3 - EF & ARC Therapy Flashcards
Simultaneous prism CT
Estimated prism over deviated eye
Occluder over fixating eye
EF vs ARC
EF:
- monocular
- amblyopic eye using non-foveal pt
- degrees or PDs
ARC:
- binocular
- fovea of fixating eye has same visual direction as non-foveal pt of non-fixating eye
- PDs
4 types of retinal correspondence
Normal/NRC: H = S, A = 0
Anomalous/ARC: H ≠ S, A ≠ 0
Harmonious/HARC: H = A, S ≠ 0
Unharmonious/UHARC: H > A, H > S
EF vs ARC evaluations
EF: visuoscopy, HB, AI
ARC: W4D, Bagolini, Red Lens, Synoptophore, HB, AI
-looking for embeddedness (most natural/mild -> most artificial/deep)
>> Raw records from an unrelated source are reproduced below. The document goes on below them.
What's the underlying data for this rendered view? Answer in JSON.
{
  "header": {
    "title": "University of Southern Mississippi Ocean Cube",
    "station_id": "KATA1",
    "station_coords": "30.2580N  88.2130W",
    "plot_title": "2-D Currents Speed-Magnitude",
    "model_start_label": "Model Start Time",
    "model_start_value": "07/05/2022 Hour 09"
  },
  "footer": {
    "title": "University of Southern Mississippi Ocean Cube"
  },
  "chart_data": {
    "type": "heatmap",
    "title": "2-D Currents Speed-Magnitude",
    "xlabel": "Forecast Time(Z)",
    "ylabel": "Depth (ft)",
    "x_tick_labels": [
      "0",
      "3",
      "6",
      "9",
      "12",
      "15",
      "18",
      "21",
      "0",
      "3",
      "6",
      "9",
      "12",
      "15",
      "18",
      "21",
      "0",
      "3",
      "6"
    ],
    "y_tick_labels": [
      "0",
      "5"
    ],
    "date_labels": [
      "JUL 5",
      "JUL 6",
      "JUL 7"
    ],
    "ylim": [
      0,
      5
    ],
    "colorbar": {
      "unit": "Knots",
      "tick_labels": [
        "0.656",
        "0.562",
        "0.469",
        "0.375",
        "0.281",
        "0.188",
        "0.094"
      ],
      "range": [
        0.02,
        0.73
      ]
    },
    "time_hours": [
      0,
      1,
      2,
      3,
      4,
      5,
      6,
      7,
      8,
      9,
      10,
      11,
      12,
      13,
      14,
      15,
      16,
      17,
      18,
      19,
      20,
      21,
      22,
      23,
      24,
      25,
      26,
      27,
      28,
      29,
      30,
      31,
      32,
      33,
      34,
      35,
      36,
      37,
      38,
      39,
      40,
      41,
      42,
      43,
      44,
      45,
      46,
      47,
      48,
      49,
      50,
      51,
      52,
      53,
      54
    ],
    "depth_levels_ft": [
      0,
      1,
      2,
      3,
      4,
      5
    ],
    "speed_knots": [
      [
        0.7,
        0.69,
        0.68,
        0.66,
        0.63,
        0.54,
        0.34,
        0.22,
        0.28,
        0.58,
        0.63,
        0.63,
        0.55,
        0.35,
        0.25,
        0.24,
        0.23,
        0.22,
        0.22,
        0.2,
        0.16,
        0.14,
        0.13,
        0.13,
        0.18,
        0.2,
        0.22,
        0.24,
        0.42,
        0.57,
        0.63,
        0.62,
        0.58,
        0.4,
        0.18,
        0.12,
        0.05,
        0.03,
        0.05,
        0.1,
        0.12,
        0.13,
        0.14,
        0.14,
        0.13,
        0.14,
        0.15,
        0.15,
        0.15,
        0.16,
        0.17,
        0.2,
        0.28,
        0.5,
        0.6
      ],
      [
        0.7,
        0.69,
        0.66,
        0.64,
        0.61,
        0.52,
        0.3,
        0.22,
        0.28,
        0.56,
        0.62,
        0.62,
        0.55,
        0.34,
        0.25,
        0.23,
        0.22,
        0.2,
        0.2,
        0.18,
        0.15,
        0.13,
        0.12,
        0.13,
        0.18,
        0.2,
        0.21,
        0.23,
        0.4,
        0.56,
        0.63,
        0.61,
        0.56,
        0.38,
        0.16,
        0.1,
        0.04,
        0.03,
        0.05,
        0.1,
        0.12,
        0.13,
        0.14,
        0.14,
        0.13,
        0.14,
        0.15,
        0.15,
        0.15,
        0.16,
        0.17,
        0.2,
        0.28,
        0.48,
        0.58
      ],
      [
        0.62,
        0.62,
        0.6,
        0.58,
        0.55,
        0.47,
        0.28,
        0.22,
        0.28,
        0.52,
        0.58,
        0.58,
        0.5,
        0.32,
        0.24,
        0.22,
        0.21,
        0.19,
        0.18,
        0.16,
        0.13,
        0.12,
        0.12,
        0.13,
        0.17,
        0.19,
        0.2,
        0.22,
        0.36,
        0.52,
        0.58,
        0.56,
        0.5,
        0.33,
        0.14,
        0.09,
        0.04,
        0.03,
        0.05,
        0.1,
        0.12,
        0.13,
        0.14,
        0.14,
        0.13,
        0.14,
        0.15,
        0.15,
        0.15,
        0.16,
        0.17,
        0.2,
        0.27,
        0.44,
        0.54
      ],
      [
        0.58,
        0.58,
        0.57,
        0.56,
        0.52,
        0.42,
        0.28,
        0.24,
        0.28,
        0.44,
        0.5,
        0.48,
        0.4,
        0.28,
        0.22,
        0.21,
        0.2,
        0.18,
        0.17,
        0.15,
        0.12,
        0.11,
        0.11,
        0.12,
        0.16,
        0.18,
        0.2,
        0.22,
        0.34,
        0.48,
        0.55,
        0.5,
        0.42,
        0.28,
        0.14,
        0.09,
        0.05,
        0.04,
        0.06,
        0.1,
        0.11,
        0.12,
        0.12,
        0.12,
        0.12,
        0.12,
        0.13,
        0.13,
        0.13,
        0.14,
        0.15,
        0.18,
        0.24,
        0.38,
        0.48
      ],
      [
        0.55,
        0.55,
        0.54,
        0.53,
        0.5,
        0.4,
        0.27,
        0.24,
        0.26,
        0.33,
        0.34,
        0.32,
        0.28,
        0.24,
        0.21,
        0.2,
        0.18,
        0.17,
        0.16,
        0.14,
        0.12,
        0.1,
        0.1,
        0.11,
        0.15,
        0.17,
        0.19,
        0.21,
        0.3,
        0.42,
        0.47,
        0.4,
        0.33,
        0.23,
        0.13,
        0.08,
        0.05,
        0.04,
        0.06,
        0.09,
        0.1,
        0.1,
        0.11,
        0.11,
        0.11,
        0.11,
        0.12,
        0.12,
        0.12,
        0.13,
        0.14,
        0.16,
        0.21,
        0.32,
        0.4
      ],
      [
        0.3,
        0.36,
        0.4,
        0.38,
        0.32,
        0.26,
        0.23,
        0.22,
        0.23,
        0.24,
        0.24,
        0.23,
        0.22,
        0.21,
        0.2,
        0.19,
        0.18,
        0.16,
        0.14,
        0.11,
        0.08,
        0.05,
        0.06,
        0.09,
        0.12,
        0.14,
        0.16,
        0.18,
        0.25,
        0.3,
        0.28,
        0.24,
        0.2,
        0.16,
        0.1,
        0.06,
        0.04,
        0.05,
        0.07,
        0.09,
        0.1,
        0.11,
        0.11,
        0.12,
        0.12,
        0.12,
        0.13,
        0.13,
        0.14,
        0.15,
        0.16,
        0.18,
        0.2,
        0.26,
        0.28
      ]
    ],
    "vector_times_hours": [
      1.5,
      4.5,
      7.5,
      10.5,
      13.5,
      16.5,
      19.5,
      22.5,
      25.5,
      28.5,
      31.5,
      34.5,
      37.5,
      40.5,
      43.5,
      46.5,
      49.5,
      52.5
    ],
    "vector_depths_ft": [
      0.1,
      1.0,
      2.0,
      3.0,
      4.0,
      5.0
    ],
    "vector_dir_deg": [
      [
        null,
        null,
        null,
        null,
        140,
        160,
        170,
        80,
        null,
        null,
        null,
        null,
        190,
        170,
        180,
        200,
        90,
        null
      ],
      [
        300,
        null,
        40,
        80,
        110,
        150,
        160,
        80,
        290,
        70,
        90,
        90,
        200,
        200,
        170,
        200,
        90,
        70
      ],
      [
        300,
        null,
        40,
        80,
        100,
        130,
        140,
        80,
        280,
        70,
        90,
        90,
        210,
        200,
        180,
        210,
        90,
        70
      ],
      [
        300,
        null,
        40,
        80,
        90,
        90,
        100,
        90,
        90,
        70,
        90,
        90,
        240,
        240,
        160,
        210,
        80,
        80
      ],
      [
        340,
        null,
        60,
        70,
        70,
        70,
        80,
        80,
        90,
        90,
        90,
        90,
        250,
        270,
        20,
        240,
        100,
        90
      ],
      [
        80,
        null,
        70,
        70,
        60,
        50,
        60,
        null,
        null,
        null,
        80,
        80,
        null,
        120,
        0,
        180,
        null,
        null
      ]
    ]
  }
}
Mild vs deeply embedded ARC
Mild:
- 80%
- moderate/large/variable angles
- seen with Bagonlini only
- no tx
Deep:
- small, stable angle
- early onset
- rarely eliminated
- present on 3-4 tests
Goals of tx (Flom’s criteria) - Functional cure
- Clear, single BV
- Stereo & normal vergences
- Deviation 1% of the time, must have diplopia w/
- May have prism (~5pd) to assist fusion
Goals of tx (Flom’s criteria) - Almost cure
- clear single BV
- some stereo
- deviation 5%, must have diplopia w/
- may have large amnt of prism to assist with fusion
Goals of tx (Flom’s criteria) - Moderate improvement
- improvement in any 2 “above”
- amblyopia is present
- EF
Goals of tx (Flom’s criteria) - Some improvement
-improvement in only 1 thing
Goals of tx (Flom’s criteria) - No improvement
Microtropia
Prognosis for ARC better
- exotropia
- intermittent
- large angle
- older children
- mildly embedded
- Flom’s functional or almost cure
Prognosis for ARC worse
- esotropia
- constant
- small angle
- younger children
- deeply embedded
*contraindication for ARC therapy
Horror fusionis
When do we use prism for strabismus
pts with NRC or to break ARC
4 techniques to reestablish NRC with cosmesis for ARC pts
Prism & disruptive techniques
Occlusion therapy
Vision therapy
Surgery
ARC tx: prism & disruptive techniques - purpose
Create instability of the angle
- not sure of efficacy
- poor compliance, discomfort/diplopia, time consuming
- difficult to do all day due to constant diplopia & cosmesis
ARC tx: prism & disruptive techniques - overcorrection
Works well w/ younger children to disrupt ARC by stimulating latent NRC localization
ARC tx: prism & disruptive techniques - phases
1) overcorrect by ~15pd all day
2) after few months & when NRC is repeatedly seen on AT, needed power will be = to objective angle
- start VT
- prism can be gradually reduced
- if angle is still large, consider sx
ARC tx: occlusion
Development of ARC prevented if occlude early enough
Occlude for amblyopia first
Total occlusion for 24 hrs, alternating days
Poor compliance
ARC tx: occlusion - purpose
Disrupt ARC localization & prevent reinforcement
Break suppression
Tx amblyopia
ARC tx: constant total occlusion
Children w/ constant strab that started before age 7
Be cautious in cases of intermittent strab - occlusion strab can result
ARC tx: binasal occlusion
*Can be used in children with ET to prevent/tx any ARC
Beware with children that are active, have large head movements for fixation (“cheating” around the occlusion)
*Fixating/good eye has wider occlusion than bad eye
ARC tx: VT
Anti-suppression, amblyoscopes, & stereoscopes can be used
Forces strabismic eye to fixate
Works on motor ranges as well
ARC tx: surgery
May report NRC after sx, esp. those with mildly embedded ARC
Possible results: NRC, ARC, covariance, paradoxical UHARC
ARC: other tx considerations - major amblyoscope
- good closed-space instrument (less natural)
- skills are transferred to open space
- elicits bifoveal NRC localization by stimulating latent NRC
- done in addition to constant total occlusion or prism (to disrupt ARC)
ARC: other tx considerations - free-space skills
Binocular luster training
- if pt reports a split field response (can’t fuse/appreciate luster), prognosis for tx is poor due to deep embeddedness
- pt instructed to maintain luster while targets are introduced to the periphery, plus lenses introduced, etc.